Derivation Fund Commission: He said: “As a way of resolving the above lacunae politically, a Derivation Fund Commission established by an Act of parliament was proposed in recent past by some Niger Delta activists, having seen the fruitlessness in embarking on litigation.
“A board membership consisting of chairman, secretary and members to be drawn from the nine states within the region and a staff of the Revenue Mobilisation, Allocation and Fiscal Commission, RMAFC, was also suggested for the purpose of supervising the distribution of the 13 percent derivation fund in full to states with oil and gas producing commissions.
“While it manages in full the funds for those states within the region that are without such commissions. To drive home my above point that a political solution is the answer in the above regard as oppose to a litigation, the case of the Judiciary Staff Union of Nigeria whose members went to court for the interpretation of Section 162(9) of the 1999 Constitution (as amended) is very apt in this regard.
“The above provision of the constitution guaranteed the financial autonomy of the judiciary to the effect that any amount standing to the credit of the Judiciary in the Federation Account shall be paid directly to the National Judicial Council for distribution to the heads of court.
Ineffectiveness of court action
“However, in January, 2014 an Abuja High Court delivered judgement in favour of the union, but till date, the said judgement has been largely unenforceable owing to the fact that the National Judicial Council, whose main functions are to ensure the rule of law and justice is not a self accounting unit,” he said.
Ikimi disclosed: “As such, an Act of the National Assembly is required to give the Accountant General of the Federation power to deduct funds due the judicial arm of government directly from the consolidated revenue in the Federation Account and pay same to the National Judicial Council for onward transmission to heads of court nationwide.

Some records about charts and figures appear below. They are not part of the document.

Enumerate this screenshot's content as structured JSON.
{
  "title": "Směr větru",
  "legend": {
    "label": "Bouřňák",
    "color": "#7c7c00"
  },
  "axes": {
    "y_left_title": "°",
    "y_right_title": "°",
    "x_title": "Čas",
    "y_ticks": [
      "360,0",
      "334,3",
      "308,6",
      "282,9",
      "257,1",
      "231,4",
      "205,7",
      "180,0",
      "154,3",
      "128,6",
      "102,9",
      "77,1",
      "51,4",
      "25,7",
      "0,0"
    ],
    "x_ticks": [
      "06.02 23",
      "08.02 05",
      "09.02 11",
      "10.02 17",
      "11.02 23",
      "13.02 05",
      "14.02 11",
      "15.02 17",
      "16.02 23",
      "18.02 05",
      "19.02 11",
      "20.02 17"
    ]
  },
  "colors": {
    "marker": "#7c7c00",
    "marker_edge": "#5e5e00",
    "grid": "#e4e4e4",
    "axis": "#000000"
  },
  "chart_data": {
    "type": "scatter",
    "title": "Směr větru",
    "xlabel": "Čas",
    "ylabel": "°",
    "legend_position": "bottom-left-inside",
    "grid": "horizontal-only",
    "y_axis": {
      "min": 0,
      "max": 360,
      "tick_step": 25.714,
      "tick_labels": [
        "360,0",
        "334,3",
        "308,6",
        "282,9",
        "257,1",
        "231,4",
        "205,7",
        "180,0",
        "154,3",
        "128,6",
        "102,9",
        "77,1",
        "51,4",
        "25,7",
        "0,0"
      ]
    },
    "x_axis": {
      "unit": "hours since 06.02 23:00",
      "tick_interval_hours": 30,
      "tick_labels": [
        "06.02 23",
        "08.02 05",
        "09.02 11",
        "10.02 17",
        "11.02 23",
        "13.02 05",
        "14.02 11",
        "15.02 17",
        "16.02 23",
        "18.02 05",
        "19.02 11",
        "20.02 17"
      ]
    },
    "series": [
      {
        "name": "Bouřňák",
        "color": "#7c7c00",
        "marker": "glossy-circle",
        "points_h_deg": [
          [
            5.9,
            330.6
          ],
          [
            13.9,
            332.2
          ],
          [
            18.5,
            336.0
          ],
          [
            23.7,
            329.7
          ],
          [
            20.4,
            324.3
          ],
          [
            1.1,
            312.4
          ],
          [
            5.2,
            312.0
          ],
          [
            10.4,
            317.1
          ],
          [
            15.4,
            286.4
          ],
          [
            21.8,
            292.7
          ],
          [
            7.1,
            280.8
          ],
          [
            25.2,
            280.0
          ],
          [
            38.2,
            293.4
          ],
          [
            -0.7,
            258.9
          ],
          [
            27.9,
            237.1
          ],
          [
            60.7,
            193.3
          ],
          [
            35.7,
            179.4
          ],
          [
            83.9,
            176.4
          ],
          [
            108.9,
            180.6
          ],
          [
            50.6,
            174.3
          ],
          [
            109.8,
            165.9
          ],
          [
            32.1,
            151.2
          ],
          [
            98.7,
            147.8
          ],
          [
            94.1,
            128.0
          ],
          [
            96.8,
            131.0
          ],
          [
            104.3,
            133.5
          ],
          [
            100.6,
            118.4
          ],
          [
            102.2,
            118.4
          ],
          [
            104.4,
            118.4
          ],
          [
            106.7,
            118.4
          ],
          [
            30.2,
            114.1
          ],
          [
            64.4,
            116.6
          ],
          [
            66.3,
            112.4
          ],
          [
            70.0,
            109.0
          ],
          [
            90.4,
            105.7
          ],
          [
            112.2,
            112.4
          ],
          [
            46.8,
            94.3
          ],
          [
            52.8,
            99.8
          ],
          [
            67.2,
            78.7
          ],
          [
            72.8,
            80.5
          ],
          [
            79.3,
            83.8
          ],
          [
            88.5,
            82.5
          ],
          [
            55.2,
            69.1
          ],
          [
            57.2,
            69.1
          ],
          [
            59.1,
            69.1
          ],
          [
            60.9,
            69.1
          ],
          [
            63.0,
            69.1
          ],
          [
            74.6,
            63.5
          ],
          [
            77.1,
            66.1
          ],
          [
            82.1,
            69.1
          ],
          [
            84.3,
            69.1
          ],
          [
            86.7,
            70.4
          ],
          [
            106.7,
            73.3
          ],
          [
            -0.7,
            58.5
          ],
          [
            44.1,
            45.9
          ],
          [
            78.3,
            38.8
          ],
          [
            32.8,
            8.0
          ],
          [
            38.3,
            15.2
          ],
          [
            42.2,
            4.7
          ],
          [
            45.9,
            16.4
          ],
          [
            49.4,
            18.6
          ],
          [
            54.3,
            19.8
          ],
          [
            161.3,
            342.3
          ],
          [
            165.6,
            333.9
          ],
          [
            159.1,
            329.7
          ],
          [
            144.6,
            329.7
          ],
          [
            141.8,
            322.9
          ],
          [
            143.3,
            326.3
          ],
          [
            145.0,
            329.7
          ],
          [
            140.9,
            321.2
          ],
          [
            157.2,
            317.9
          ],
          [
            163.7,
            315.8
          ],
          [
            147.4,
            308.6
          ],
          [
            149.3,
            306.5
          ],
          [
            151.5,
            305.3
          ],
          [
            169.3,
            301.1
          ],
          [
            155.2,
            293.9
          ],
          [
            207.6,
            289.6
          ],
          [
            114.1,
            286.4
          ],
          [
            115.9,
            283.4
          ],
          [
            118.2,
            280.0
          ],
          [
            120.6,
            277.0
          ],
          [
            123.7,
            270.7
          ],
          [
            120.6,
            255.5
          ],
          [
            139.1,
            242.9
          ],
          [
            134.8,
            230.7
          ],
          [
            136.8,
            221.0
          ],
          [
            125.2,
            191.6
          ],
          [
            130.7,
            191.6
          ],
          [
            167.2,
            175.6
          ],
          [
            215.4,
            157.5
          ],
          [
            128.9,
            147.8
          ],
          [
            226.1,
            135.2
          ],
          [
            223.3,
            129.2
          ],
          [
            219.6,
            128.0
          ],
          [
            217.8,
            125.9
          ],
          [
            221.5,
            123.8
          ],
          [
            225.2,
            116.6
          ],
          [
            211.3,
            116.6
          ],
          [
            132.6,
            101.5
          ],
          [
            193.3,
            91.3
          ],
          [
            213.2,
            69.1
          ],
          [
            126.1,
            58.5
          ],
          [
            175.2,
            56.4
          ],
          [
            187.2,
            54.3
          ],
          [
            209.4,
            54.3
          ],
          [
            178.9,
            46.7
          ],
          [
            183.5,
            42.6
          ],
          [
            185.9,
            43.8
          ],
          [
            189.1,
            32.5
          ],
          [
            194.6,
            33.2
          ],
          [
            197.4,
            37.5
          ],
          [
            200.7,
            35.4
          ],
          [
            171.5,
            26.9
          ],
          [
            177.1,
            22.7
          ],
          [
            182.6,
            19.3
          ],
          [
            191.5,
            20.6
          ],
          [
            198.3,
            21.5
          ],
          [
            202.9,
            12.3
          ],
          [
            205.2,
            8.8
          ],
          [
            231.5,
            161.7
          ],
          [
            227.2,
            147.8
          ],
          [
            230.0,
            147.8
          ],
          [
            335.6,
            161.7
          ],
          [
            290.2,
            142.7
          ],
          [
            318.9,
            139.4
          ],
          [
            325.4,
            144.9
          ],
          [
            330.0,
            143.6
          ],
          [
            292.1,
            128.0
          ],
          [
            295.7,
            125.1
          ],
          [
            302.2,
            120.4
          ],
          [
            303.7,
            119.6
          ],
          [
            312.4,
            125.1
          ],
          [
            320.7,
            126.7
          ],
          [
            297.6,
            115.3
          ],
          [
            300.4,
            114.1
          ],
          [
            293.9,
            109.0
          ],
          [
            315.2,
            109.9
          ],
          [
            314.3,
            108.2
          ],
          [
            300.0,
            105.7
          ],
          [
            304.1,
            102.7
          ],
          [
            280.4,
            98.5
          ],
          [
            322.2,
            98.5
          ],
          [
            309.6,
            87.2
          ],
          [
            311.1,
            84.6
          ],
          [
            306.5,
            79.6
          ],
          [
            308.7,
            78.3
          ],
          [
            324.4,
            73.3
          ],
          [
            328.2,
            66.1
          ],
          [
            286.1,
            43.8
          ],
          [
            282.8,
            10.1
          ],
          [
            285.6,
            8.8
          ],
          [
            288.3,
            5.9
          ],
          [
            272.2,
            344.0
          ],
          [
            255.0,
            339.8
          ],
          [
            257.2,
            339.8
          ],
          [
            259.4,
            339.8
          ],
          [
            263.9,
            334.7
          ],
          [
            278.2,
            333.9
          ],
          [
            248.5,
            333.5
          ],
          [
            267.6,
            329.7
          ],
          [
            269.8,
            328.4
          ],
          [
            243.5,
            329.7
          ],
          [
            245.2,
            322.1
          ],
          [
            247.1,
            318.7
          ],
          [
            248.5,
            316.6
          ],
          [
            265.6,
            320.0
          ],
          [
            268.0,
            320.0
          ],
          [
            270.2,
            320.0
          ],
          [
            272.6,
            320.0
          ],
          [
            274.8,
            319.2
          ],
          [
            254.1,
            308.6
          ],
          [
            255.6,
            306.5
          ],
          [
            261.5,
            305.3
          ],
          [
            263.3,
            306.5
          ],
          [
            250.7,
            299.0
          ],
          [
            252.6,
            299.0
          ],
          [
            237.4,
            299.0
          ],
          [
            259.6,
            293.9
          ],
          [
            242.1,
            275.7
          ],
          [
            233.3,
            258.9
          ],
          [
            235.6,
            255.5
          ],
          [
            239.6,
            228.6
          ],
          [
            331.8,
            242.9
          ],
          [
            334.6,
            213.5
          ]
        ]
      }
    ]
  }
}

“Even with a valid judgment at the disposal of the union, members are at a dilemma as to the way and manner to enforce the said judgment and have resorted to strike action in a bid to further press home their demand. “
“Little wonder many state High Courts in the country are still under lock and key since January this year till date. Federal Courts and few state High Courts are operating the then federal Attorney General and some state Attorney General and the striking union having worked out a political solution on the issue,” he said.
What should worry oil communities?
The activist stated: “ I think what all Deltans, particularly those from the oil and gas producing communities should be concerned about at the moment, until the above issues are resolved, is that 50 percent of the 13 percent of the derivation fund accruing to the state from the Federation Account is utilised judiciously for the benefit of the host communities.”

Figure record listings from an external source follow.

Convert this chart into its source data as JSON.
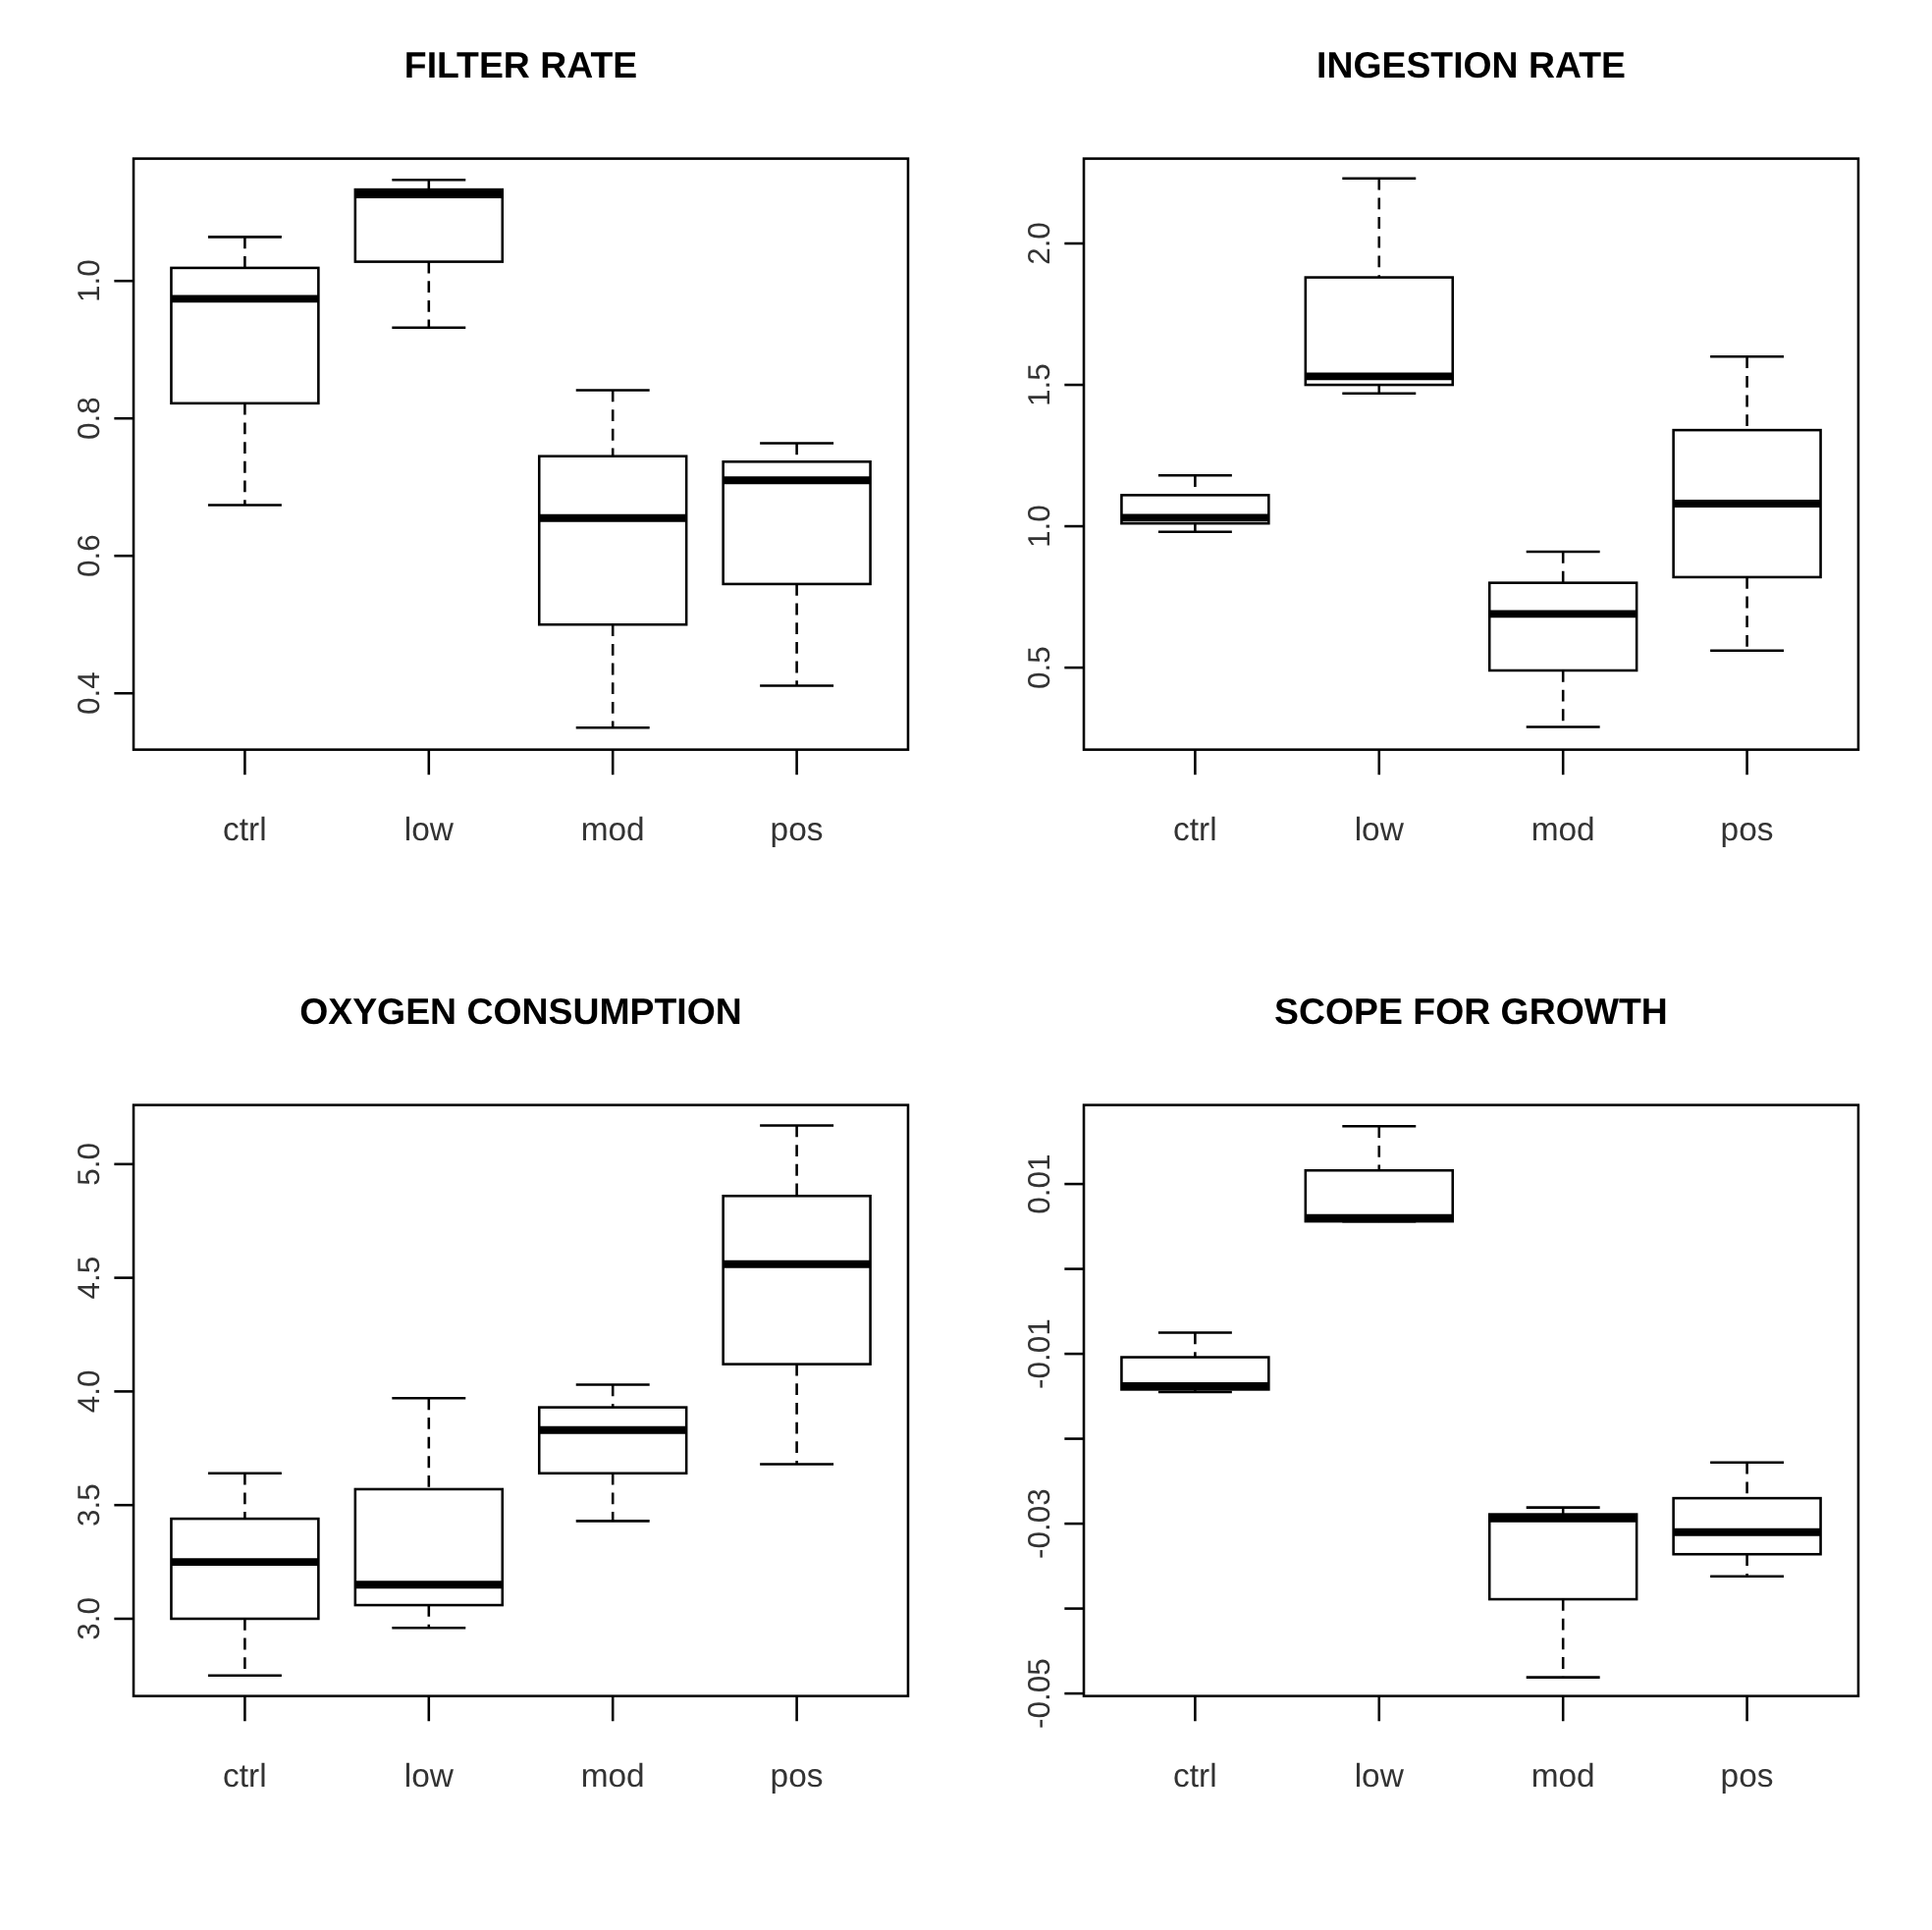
{
  "chart_data": [
    {
      "type": "box",
      "title": "FILTER RATE",
      "categories": [
        "ctrl",
        "low",
        "mod",
        "pos"
      ],
      "ylim": [
        0.318,
        1.178
      ],
      "yticks": [
        {
          "value": 0.4,
          "label": "0.4"
        },
        {
          "value": 0.6,
          "label": "0.6"
        },
        {
          "value": 0.8,
          "label": "0.8"
        },
        {
          "value": 1.0,
          "label": "1.0"
        }
      ],
      "boxes": [
        {
          "low": 0.674,
          "q1": 0.822,
          "median": 0.974,
          "q3": 1.019,
          "high": 1.064
        },
        {
          "low": 0.932,
          "q1": 1.028,
          "median": 1.126,
          "q3": 1.133,
          "high": 1.147
        },
        {
          "low": 0.35,
          "q1": 0.5,
          "median": 0.655,
          "q3": 0.745,
          "high": 0.841
        },
        {
          "low": 0.411,
          "q1": 0.559,
          "median": 0.71,
          "q3": 0.737,
          "high": 0.764
        }
      ]
    },
    {
      "type": "box",
      "title": "INGESTION RATE",
      "categories": [
        "ctrl",
        "low",
        "mod",
        "pos"
      ],
      "ylim": [
        0.21,
        2.3
      ],
      "yticks": [
        {
          "value": 0.5,
          "label": "0.5"
        },
        {
          "value": 1.0,
          "label": "1.0"
        },
        {
          "value": 1.5,
          "label": "1.5"
        },
        {
          "value": 2.0,
          "label": "2.0"
        }
      ],
      "boxes": [
        {
          "low": 0.98,
          "q1": 1.01,
          "median": 1.03,
          "q3": 1.11,
          "high": 1.18
        },
        {
          "low": 1.47,
          "q1": 1.5,
          "median": 1.53,
          "q3": 1.88,
          "high": 2.23
        },
        {
          "low": 0.29,
          "q1": 0.49,
          "median": 0.69,
          "q3": 0.8,
          "high": 0.91
        },
        {
          "low": 0.56,
          "q1": 0.82,
          "median": 1.08,
          "q3": 1.34,
          "high": 1.6
        }
      ]
    },
    {
      "type": "box",
      "title": "OXYGEN CONSUMPTION",
      "categories": [
        "ctrl",
        "low",
        "mod",
        "pos"
      ],
      "ylim": [
        2.66,
        5.26
      ],
      "yticks": [
        {
          "value": 3.0,
          "label": "3.0"
        },
        {
          "value": 3.5,
          "label": "3.5"
        },
        {
          "value": 4.0,
          "label": "4.0"
        },
        {
          "value": 4.5,
          "label": "4.5"
        },
        {
          "value": 5.0,
          "label": "5.0"
        }
      ],
      "boxes": [
        {
          "low": 2.75,
          "q1": 3.0,
          "median": 3.25,
          "q3": 3.44,
          "high": 3.64
        },
        {
          "low": 2.96,
          "q1": 3.06,
          "median": 3.15,
          "q3": 3.57,
          "high": 3.97
        },
        {
          "low": 3.43,
          "q1": 3.64,
          "median": 3.83,
          "q3": 3.93,
          "high": 4.03
        },
        {
          "low": 3.68,
          "q1": 4.12,
          "median": 4.56,
          "q3": 4.86,
          "high": 5.17
        }
      ]
    },
    {
      "type": "box",
      "title": "SCOPE FOR GROWTH",
      "categories": [
        "ctrl",
        "low",
        "mod",
        "pos"
      ],
      "ylim": [
        -0.0503,
        0.0193
      ],
      "yticks": [
        {
          "value": -0.05,
          "label": "-0.05"
        },
        {
          "value": -0.04,
          "label": null
        },
        {
          "value": -0.03,
          "label": "-0.03"
        },
        {
          "value": -0.02,
          "label": null
        },
        {
          "value": -0.01,
          "label": "-0.01"
        },
        {
          "value": 0,
          "label": null
        },
        {
          "value": 0.01,
          "label": "0.01"
        }
      ],
      "boxes": [
        {
          "low": -0.0145,
          "q1": -0.0142,
          "median": -0.0138,
          "q3": -0.0104,
          "high": -0.0075
        },
        {
          "low": 0.0056,
          "q1": 0.0056,
          "median": 0.006,
          "q3": 0.0116,
          "high": 0.0168
        },
        {
          "low": -0.0481,
          "q1": -0.0389,
          "median": -0.0294,
          "q3": -0.0289,
          "high": -0.0281
        },
        {
          "low": -0.0362,
          "q1": -0.0336,
          "median": -0.031,
          "q3": -0.027,
          "high": -0.0228
        }
      ]
    }
  ]
}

He said the channel to utilise the funds remains the yet to be constituted DESOPADEC Board, which must be devoid of undue political interference from the State Executive and the State Legislature.
Ikimi pointed out: “There is the urgent need to insulate DESOPADEC from undue political interference by appointing credible technocrats to man the Commission so that the body can realise her mandate to the host communities.”
He called on Governor Okowa to be wary of the horde of politicians jostling for appointment into the DESOPADEC board in a bid to getting it right this time around.